A better similarity ranking algorithm for variable length strings
Simon White of Catalysoft wrote an article about a very clever algorithm that compares adjacent character pairs that works really well for my purposes:
http://www.catalysoft.com/articles/StrikeAMatch.html
Simon has a Java version of the algorithm and below I wrote a PL/Ruby version of it (taken from the plain ruby version done in the related forum entry comment by Mark Wong-VanHaren) so that I can use it in my PostgreSQL queries:
CREATE FUNCTION string_similarity(str1 varchar, str2 varchar)
RETURNS float8 AS '
str1.downcase!
pairs1 = (0..str1.length-2).collect {|i| str1[i,2]}.reject {
|pair| pair.include? " "}
str2.downcase!
pairs2 = (0..str2.length-2).collect {|i| str2[i,2]}.reject {
|pair| pair.include? " "}
union = pairs1.size + pairs2.size
intersection = 0
pairs1.each do |p1|
0.upto(pairs2.size-1) do |i|
if p1 == pairs2[i]
intersection += 1
pairs2.slice!(i)
break
end
end
end
(2.0 * intersection) / union
' LANGUAGE 'plruby';
Works like a charm!
marzagao's answer is great. I converted it to C# so I thought I'd post it here:
Pastebin Link
/// <summary>
/// This class implements string comparison algorithm
/// based on character pair similarity
/// Source: http://www.catalysoft.com/articles/StrikeAMatch.html
/// </summary>
public class SimilarityTool
{
/// <summary>
/// Compares the two strings based on letter pair matches
/// </summary>
/// <param name="str1"></param>
/// <param name="str2"></param>
/// <returns>The percentage match from 0.0 to 1.0 where 1.0 is 100%</returns>
public double CompareStrings(string str1, string str2)
{
List<string> pairs1 = WordLetterPairs(str1.ToUpper());
List<string> pairs2 = WordLetterPairs(str2.ToUpper());
int intersection = 0;
int union = pairs1.Count + pairs2.Count;
for (int i = 0; i < pairs1.Count; i++)
{
for (int j = 0; j < pairs2.Count; j++)
{
if (pairs1[i] == pairs2[j])
{
intersection++;
pairs2.RemoveAt(j);//Must remove the match to prevent "GGGG" from appearing to match "GG" with 100% success
break;
}
}
}
return (2.0 * intersection) / union;
}
/// <summary>
/// Gets all letter pairs for each
/// individual word in the string
/// </summary>
/// <param name="str"></param>
/// <returns></returns>
private List<string> WordLetterPairs(string str)
{
List<string> AllPairs = new List<string>();
// Tokenize the string and put the tokens/words into an array
string[] Words = Regex.Split(str, @"\s");
// For each word
for (int w = 0; w < Words.Length; w++)
{
if (!string.IsNullOrEmpty(Words[w]))
{
// Find the pairs of characters
String[] PairsInWord = LetterPairs(Words[w]);
for (int p = 0; p < PairsInWord.Length; p++)
{
AllPairs.Add(PairsInWord[p]);
}
}
}
return AllPairs;
}
/// <summary>
/// Generates an array containing every
/// two consecutive letters in the input string
/// </summary>
/// <param name="str"></param>
/// <returns></returns>
private string[] LetterPairs(string str)
{
int numPairs = str.Length - 1;
string[] pairs = new string[numPairs];
for (int i = 0; i < numPairs; i++)
{
pairs[i] = str.Substring(i, 2);
}
return pairs;
}
}
Here is another version of marzagao's answer, this one written in Python:
def get_bigrams(string):
"""
Take a string and return a list of bigrams.
"""
s = string.lower()
return [s[i:i+2] for i in list(range(len(s) - 1))]

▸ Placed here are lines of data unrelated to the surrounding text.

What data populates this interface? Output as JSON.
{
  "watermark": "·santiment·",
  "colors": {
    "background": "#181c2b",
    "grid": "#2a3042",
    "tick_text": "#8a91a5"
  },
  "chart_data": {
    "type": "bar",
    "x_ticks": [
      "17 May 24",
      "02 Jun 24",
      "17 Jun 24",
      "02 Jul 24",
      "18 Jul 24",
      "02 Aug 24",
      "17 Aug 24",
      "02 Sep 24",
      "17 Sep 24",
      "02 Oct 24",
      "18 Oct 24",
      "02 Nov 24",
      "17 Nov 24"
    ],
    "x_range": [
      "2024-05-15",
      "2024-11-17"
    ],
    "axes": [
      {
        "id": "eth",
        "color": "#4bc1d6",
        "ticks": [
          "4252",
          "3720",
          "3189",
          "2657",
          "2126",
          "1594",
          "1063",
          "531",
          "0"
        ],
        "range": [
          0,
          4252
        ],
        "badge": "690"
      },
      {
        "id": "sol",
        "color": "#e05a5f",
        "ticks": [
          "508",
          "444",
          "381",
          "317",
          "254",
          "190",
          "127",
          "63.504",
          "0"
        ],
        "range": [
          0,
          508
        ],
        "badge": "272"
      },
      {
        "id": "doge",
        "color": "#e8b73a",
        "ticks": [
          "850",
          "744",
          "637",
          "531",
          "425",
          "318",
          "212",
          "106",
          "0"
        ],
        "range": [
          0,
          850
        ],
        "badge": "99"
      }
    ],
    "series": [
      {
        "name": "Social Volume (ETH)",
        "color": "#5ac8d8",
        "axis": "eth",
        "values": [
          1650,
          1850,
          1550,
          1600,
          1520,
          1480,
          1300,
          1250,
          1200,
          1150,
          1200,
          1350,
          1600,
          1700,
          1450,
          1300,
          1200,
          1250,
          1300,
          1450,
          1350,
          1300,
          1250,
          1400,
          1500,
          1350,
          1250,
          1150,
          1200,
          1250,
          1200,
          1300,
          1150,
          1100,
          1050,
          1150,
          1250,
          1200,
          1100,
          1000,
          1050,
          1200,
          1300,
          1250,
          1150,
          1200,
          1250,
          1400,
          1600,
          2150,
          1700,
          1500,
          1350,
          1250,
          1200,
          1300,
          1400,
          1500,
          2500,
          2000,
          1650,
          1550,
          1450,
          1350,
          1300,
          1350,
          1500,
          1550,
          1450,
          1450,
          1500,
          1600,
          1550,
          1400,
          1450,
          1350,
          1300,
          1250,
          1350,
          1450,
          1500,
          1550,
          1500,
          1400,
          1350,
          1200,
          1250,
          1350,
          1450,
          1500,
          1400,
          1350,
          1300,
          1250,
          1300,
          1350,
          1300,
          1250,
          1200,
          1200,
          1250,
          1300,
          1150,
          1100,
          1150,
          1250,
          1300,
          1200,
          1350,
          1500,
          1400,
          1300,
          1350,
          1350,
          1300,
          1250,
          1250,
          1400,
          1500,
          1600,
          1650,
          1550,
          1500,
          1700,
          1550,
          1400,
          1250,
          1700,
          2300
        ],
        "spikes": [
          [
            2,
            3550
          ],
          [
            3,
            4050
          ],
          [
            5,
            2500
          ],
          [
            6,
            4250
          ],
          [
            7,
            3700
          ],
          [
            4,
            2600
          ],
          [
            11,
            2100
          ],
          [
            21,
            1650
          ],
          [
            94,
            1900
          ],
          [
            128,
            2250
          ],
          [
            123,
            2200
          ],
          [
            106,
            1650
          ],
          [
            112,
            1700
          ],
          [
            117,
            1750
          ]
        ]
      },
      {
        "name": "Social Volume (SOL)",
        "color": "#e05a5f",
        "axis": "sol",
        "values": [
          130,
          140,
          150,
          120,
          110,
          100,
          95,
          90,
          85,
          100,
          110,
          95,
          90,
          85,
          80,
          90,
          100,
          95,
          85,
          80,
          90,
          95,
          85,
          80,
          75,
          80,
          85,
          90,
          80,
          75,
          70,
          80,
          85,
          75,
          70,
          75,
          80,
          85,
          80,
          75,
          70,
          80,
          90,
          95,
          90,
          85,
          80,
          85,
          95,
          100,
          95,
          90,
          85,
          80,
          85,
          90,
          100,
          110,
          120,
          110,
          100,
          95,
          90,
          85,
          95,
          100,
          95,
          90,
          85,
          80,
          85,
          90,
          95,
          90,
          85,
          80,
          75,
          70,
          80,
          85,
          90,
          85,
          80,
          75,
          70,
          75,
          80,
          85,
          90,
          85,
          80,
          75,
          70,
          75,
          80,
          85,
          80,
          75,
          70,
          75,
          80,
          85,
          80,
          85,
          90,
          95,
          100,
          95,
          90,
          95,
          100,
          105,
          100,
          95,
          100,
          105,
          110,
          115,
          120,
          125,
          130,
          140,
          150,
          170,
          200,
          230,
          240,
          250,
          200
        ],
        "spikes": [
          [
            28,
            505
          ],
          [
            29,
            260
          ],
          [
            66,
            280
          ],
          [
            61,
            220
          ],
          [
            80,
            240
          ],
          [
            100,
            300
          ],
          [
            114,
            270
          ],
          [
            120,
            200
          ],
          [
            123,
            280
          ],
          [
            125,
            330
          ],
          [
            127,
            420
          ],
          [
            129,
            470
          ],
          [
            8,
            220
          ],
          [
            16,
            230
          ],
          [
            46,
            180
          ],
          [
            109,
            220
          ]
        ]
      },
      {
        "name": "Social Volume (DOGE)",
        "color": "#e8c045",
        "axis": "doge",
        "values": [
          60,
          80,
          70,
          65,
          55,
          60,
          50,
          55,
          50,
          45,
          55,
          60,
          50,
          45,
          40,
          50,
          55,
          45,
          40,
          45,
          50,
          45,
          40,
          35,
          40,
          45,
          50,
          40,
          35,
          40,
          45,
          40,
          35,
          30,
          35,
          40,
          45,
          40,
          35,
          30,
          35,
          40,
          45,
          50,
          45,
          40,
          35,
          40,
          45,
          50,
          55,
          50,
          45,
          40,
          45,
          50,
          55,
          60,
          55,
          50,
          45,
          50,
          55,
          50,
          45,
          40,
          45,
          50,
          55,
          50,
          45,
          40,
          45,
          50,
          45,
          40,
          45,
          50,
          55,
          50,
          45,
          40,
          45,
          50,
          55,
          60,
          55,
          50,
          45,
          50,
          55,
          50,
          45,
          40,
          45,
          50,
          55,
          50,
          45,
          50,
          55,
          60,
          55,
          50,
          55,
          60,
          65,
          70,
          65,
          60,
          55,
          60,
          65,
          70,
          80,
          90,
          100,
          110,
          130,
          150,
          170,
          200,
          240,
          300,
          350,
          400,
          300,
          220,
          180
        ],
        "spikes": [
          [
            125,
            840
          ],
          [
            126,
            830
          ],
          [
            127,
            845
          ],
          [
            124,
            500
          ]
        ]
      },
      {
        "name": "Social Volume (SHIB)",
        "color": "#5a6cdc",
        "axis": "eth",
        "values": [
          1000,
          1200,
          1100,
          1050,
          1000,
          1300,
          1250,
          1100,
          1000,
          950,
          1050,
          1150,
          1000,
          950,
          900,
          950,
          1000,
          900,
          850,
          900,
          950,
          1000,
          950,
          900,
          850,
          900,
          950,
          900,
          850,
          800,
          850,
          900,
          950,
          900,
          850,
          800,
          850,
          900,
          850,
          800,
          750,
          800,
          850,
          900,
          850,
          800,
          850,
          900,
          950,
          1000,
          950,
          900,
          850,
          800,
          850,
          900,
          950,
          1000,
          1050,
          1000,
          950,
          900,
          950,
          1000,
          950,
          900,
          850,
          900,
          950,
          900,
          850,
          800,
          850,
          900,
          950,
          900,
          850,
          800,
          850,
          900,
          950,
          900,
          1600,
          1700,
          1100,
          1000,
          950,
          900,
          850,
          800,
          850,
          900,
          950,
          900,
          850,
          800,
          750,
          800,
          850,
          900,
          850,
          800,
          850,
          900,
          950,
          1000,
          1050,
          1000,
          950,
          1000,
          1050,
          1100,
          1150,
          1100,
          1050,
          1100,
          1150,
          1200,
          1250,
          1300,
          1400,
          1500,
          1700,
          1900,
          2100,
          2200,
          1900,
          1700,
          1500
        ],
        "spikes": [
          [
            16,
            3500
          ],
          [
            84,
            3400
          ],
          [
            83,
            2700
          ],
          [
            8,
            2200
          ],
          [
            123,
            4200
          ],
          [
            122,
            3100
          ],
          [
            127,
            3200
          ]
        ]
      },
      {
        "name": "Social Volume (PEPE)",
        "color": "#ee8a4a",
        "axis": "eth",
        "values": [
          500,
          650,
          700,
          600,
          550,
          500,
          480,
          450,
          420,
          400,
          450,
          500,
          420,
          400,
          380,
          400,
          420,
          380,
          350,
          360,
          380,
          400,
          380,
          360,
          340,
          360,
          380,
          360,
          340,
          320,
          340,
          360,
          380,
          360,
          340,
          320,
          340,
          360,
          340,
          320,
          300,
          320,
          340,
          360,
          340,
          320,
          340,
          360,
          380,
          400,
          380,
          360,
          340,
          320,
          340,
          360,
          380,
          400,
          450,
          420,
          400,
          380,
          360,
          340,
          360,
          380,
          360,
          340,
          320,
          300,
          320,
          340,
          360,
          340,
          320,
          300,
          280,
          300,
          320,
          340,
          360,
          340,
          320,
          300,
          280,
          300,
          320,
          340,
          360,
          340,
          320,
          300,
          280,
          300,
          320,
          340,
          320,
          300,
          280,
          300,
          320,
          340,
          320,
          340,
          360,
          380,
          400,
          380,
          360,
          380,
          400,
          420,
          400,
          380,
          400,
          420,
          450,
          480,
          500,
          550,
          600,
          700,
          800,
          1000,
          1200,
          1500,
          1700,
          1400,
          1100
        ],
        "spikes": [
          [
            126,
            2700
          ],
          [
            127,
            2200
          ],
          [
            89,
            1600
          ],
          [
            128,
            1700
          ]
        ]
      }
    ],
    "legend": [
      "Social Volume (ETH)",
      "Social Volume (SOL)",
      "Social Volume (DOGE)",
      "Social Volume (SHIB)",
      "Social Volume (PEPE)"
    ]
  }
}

def string_similarity(str1, str2):
"""
Perform bigram comparison between two strings
and return a percentage match in decimal form.
"""
pairs1 = get_bigrams(str1)
pairs2 = get_bigrams(str2)
union = len(pairs1) + len(pairs2)
hit_count = 0
for x in pairs1:
for y in pairs2:
if x == y:
hit_count += 1
break
return (2.0 * hit_count) / union
if __name__ == "__main__":
"""
Run a test using the example taken from:
http://www.catalysoft.com/articles/StrikeAMatch.html
"""
w1 = 'Healed'
words = ['Heard', 'Healthy', 'Help', 'Herded', 'Sealed', 'Sold']
for w2 in words:
print('Healed --- ' + w2)
print(string_similarity(w1, w2))
print()